The Doctrine of Prospective Overruling has been out in the open to both criticism and appreciation since its use in Indian jurisprudence. The minority judgement delivered in the Golaknath case had strongly condemned the use of this Doctrine and favoured the Blackstonian view. Further, renowned jurist, Mr. H.M. Seervai, strongly criticised this Doctrine and stated it would lead to reconsideration of the theory of ultra vires, which makes the application of this doctrine in the Golaknath case irrational and the amendments thereof, were also violative of fundamental rights.
The proposition dictated in the Golaknath case does not only provide a certain form of guideline but also delivers insight and a logical explanation as to why if the application of this doctrine continued it will prove to be productive for socio-economic setup of Indian legal jurisprudence.
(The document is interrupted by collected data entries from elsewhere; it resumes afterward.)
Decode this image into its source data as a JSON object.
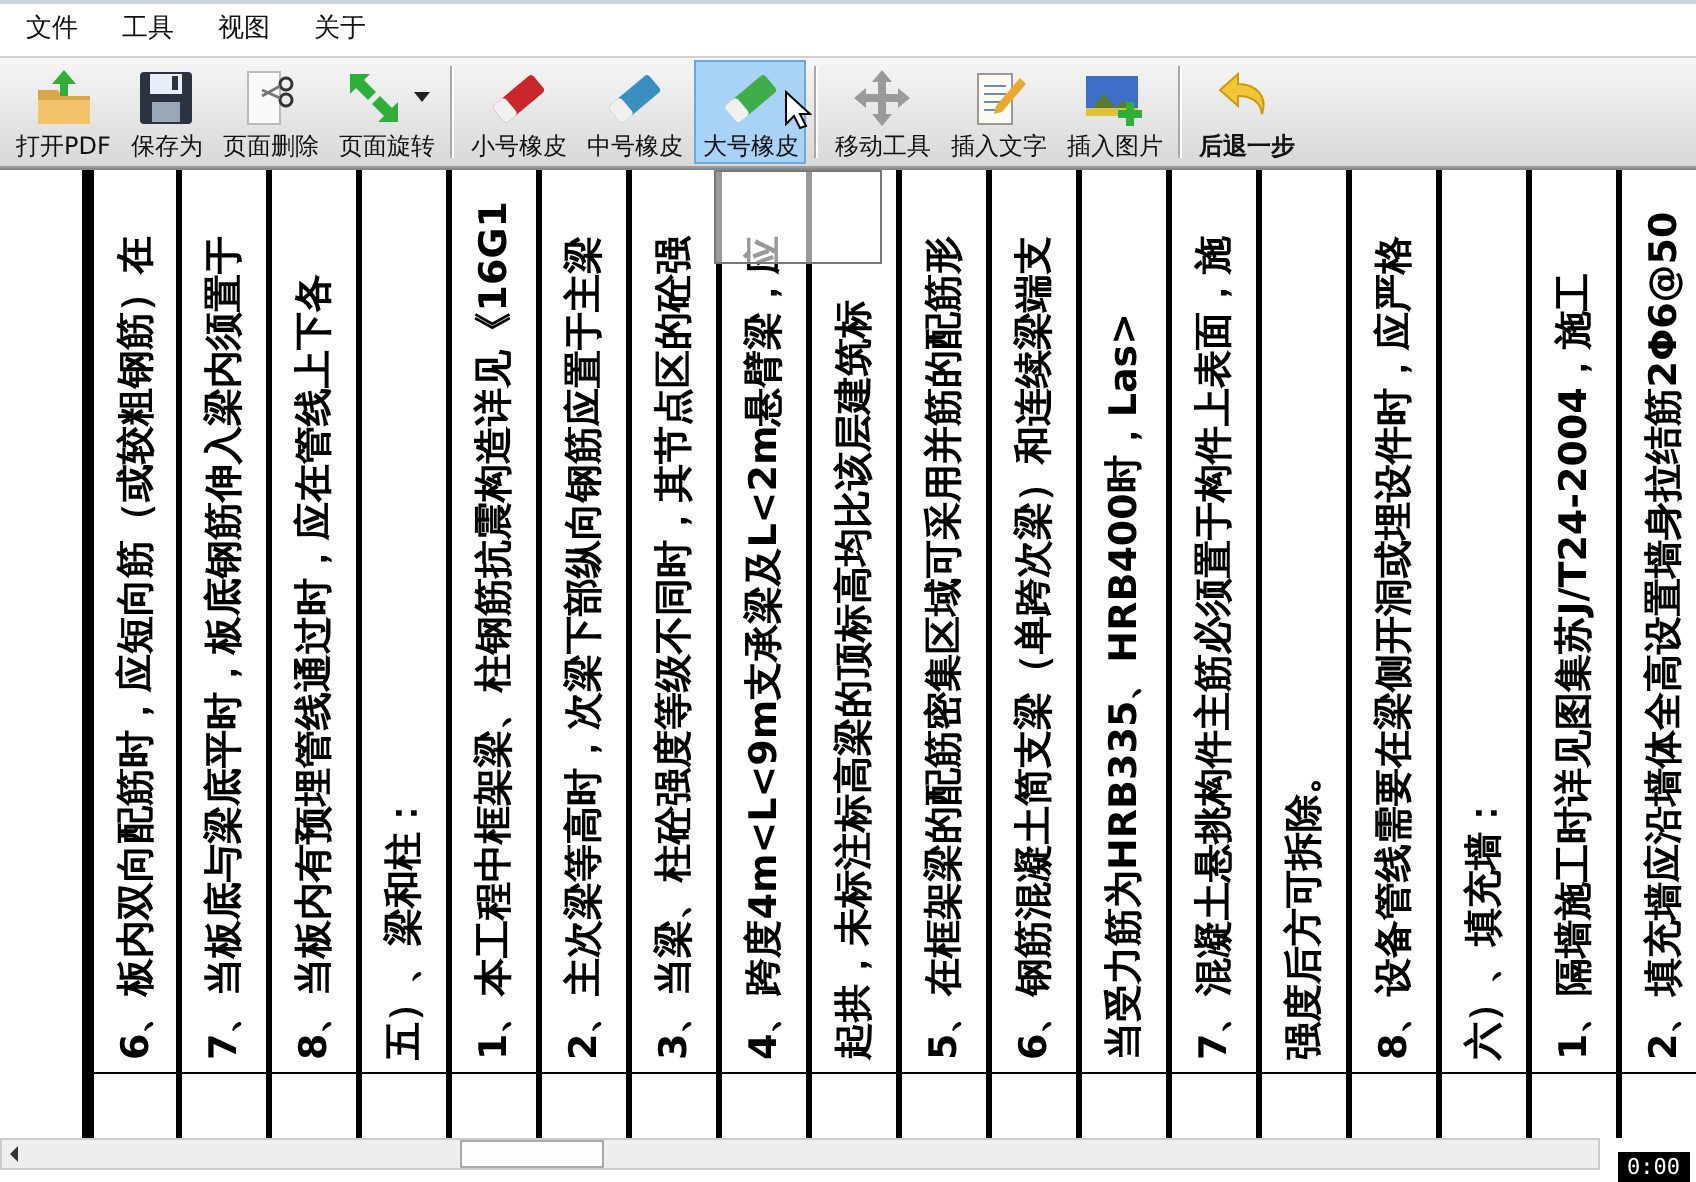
{
  "menu": [
    {
      "label": "文件"
    },
    {
      "label": "工具"
    },
    {
      "label": "视图"
    },
    {
      "label": "关于"
    }
  ],
  "toolbar": {
    "groups": [
      {
        "items": [
          {
            "label": "打开PDF",
            "kind": "button",
            "selected": false
          },
          {
            "label": "保存为",
            "kind": "button",
            "selected": false
          },
          {
            "label": "页面删除",
            "kind": "button",
            "selected": false
          },
          {
            "label": "页面旋转",
            "kind": "dropdown",
            "selected": false
          }
        ]
      },
      {
        "items": [
          {
            "label": "小号橡皮",
            "kind": "button",
            "selected": false
          },
          {
            "label": "中号橡皮",
            "kind": "button",
            "selected": false
          },
          {
            "label": "大号橡皮",
            "kind": "button",
            "selected": true
          }
        ]
      },
      {
        "items": [
          {
            "label": "移动工具",
            "kind": "button",
            "selected": false
          },
          {
            "label": "插入文字",
            "kind": "button",
            "selected": false
          },
          {
            "label": "插入图片",
            "kind": "button",
            "selected": false
          }
        ]
      },
      {
        "items": [
          {
            "label": "后退一步",
            "kind": "strong",
            "selected": false
          }
        ]
      }
    ]
  },
  "document": {
    "lines": [
      "6、板内双向配筋时，应短向筋（或较粗钢筋）在",
      "7、当板底与梁底平时，板底钢筋伸入梁内须置于",
      "8、当板内有预埋管线通过时，应在管线上下各",
      "五）、梁和柱：",
      "1、本工程中框架梁、柱钢筋抗震构造详见《16G1",
      "2、主次梁等高时，次梁下部纵向钢筋应置于主梁",
      "3、当梁、柱砼强度等级不同时，其节点区的砼强",
      "4、跨度4m<L<9m支承梁及L<2m悬臂梁，应",
      "起拱，未标注标高梁的顶标高均比该层建筑标",
      "5、在框架梁的配筋密集区域可采用并筋的配筋形",
      "6、钢筋混凝土简支梁（单跨次梁）和连续梁端支",
      "当受力筋为HRB335、HRB400时，Las>",
      "7、混凝土悬挑构件主筋必须置于构件上表面，施",
      "强度后方可拆除。",
      "8、设备管线需要在梁侧开洞或埋设件时，应严格",
      "六）、填充墙：",
      "1、隔墙施工时详见图集苏J/T24-2004，施工",
      "2、填充墙应沿墙体全高设置墙身拉结筋2Φ6@50"
    ]
  },
  "status_bar": {
    "timer": "0:00"
  }
}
It would not only reflect the law-making power of the judiciary but also concurrently strikes a balance with the theory of Stare Decisis.
In Ganga Ram Moolchandani v. The State of Rajasthan, the Supreme Court firmly settled that the application of the scope of this doctrine of prospective overruling would not be limited to matters of the Constitutional nature, as held in Golak Nath case but would extend to the interpretation of other statutes too.
The judiciary has sadly misunderstood the doctrine of prospective overruling with prospective effect given to the decisions.
One can very well understand the serious repercussions that would have arosen if the amendments considered in the Golak Nath’s case were to be held invalid. In such a scenario, it would have resulted in a disordered situation. Thus, the invocation of this doctrine is adequate in such situations as it is within their inherent power of judicial review.
However, the application of this principle should not be left to the discretions of the judges. And the judiciary should be very careful and must use this sparingly, as careless use could lead to a very grave injustice being caused to the litigants. If the courts use the principle cautiously and sparingly, it will turn out to be a successful addition and will give the criticism to it.